Mr. Shapiro’s marriage to Edna Lewis Kaufman Shapiro, with whom he had two sons, ended in divorce. The family began coming to Amagansett in 1966 and bought a house there in 1967. From that point on, Mr. Shapiro spent “all of his summers and a lot of his time in and around East Hampton and Amagansett,” his son Saul said. He was close with many of the poets who called the area home and was “an avid weekend fisherman,” his son Dan Shapiro said.
By the time he became editor of the Book Review, he was a published poet with several books to his credit and many friends who were writers.
That, he said in 1997, “was something of a problem. Although I didn’t write reviews of books by poets, some poets tended to hold me responsible for what was written about them.” And then there was the pressure to review books by friends or friends of friends. “It was a hard but interesting job. I tried to read all of the significant books that came out. My days were filled with editing and I read every night.”
When work was finally through, he followed his muse. “If you are a poet, you have to find the time to write poetry. No matter what you’re doing, you arrange your life in such a way that there is time,” he said in The Brooklyn Rail interview. Among his other books were “National Cold Storage Company” (1988), “How Charlie Shavers Died and Other Poems” (2001), and “A Day’s Portion” (1994). He edited the anthology “Poets of World War II,” published in 2003.

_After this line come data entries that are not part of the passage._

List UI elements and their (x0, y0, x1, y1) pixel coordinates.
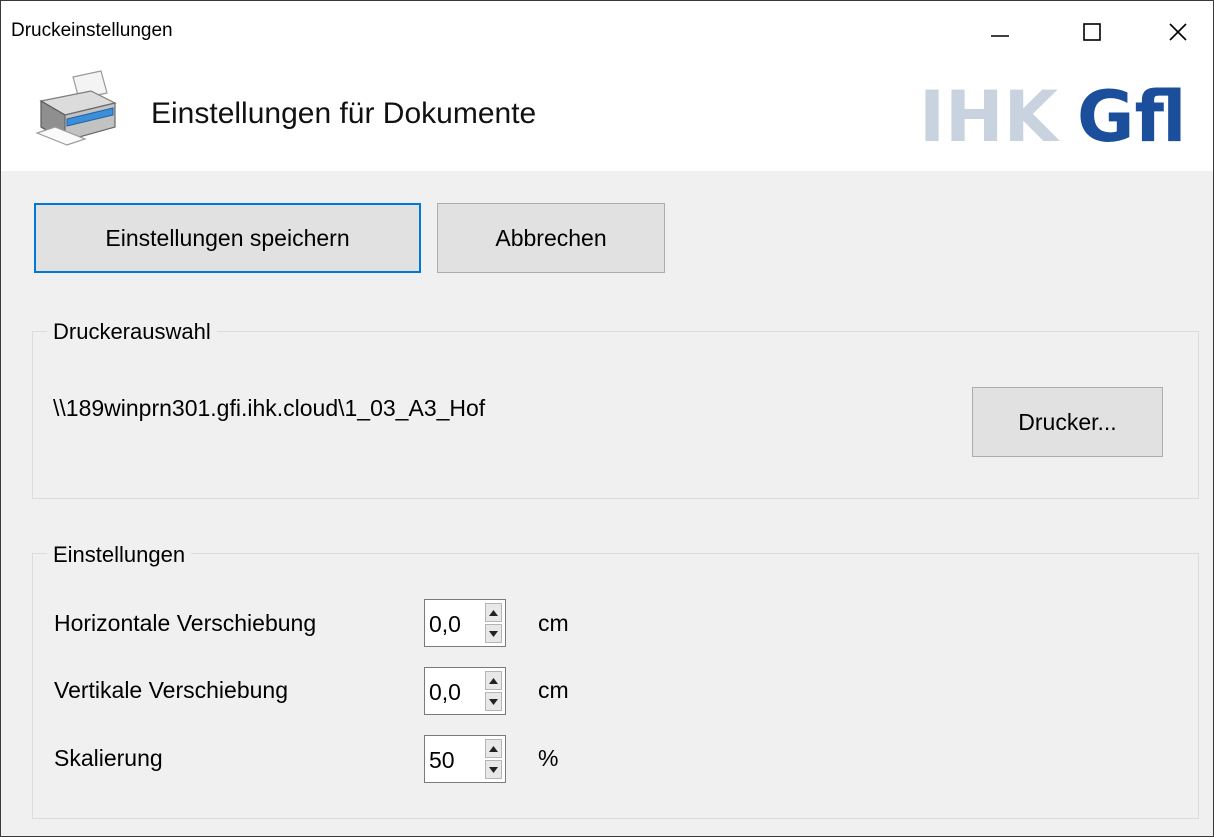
page-title: Einstellungen für Dokumente (151, 97, 537, 130)
vertical-shift-value[interactable]: 0,0 (429, 679, 461, 706)
scaling-stepper[interactable]: 50 (424, 735, 506, 783)
settings-group-label: Einstellungen (47, 542, 192, 568)
vertical-shift-stepper[interactable]: 0,0 (424, 667, 506, 715)
printer-selection-label: Druckerauswahl (47, 319, 217, 345)
arrow-up-icon (489, 745, 498, 752)
spin-buttons (485, 671, 502, 711)
printer-path: \\189winprn301.gfi.ihk.cloud\1_03_A3_Hof (53, 395, 486, 421)
horizontal-shift-decrement[interactable] (485, 624, 502, 643)
scaling-decrement[interactable] (485, 760, 502, 779)
window-title: Druckeinstellungen (11, 20, 173, 41)
ihk-gfi-logo: IHK Gfl (919, 76, 1187, 158)
scaling-unit: % (538, 745, 559, 771)
maximize-button[interactable] (1061, 9, 1123, 55)
close-icon (1169, 23, 1187, 41)
svg-text:IHK: IHK (919, 77, 1061, 153)
arrow-down-icon (489, 766, 498, 773)
horizontal-shift-increment[interactable] (485, 603, 502, 622)
horizontal-shift-value[interactable]: 0,0 (429, 611, 461, 638)
scaling-label: Skalierung (54, 745, 163, 771)
cancel-button[interactable]: Abbrechen (437, 203, 665, 273)
arrow-up-icon (489, 609, 498, 616)
horizontal-shift-stepper[interactable]: 0,0 (424, 599, 506, 647)
spin-buttons (485, 603, 502, 643)
select-printer-button[interactable]: Drucker... (972, 387, 1163, 457)
maximize-icon (1083, 23, 1101, 41)
header-banner: Einstellungen für Dokumente IHK Gfl (1, 63, 1213, 171)
minimize-icon (991, 35, 1009, 37)
horizontal-shift-label: Horizontale Verschiebung (54, 610, 317, 636)
arrow-down-icon (489, 630, 498, 637)
title-bar: Druckeinstellungen (1, 1, 1213, 63)
scaling-increment[interactable] (485, 739, 502, 758)
close-button[interactable] (1147, 9, 1209, 55)
vertical-shift-increment[interactable] (485, 671, 502, 690)
svg-text:Gfl: Gfl (1077, 77, 1186, 153)
vertical-shift-decrement[interactable] (485, 692, 502, 711)
print-settings-window: Druckeinstellungen Einstellungen für Dok… (0, 0, 1214, 837)
vertical-shift-label: Vertikale Verschiebung (54, 677, 288, 703)
minimize-button[interactable] (969, 9, 1031, 55)
scaling-value[interactable]: 50 (429, 747, 455, 774)
spin-buttons (485, 739, 502, 779)
save-settings-button[interactable]: Einstellungen speichern (34, 203, 421, 273)
arrow-up-icon (489, 677, 498, 684)
printer-icon (27, 69, 123, 164)
horizontal-shift-unit: cm (538, 610, 569, 636)
vertical-shift-unit: cm (538, 677, 569, 703)
arrow-down-icon (489, 698, 498, 705)
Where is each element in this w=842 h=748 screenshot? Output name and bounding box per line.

Whether the medium was poetry or prose, Mr. Shapiro had a deep love of the written word. “It seems miraculous to me that you can place words on the page and that they stay there for centuries,” he said in 1997, reflecting on the 16th-century poet Sir Thomas Wyatt. “It’s always meant a lot to me that the voice can remain, so clearly, for so long.”
After my death, my desk,
which is now so cluttered,
will be bare wood, simple and shining,
as I wanted it to be in my life,
as I wanted my life to be.
In addition to Ms. Williams, his companion of 15 years, and his sons, Dan Shapiro of Yorktown Heights, N.Y., and Saul Shapiro of Brooklyn and East Hampton, Mr. Shapiro is survived by three grandchildren.
A private graveside service for Mr. Shapiro was held on Tuesday at Chevra Kadisha Cemetery in Sag Harbor. Rabbi William Siemers of Temple Israel in Riverhead officiated.
Memorials are being planned at St. Mark’s Church in the Bowery in the spring and at Canio’s Books in Sag Harbor in late spring or early summer.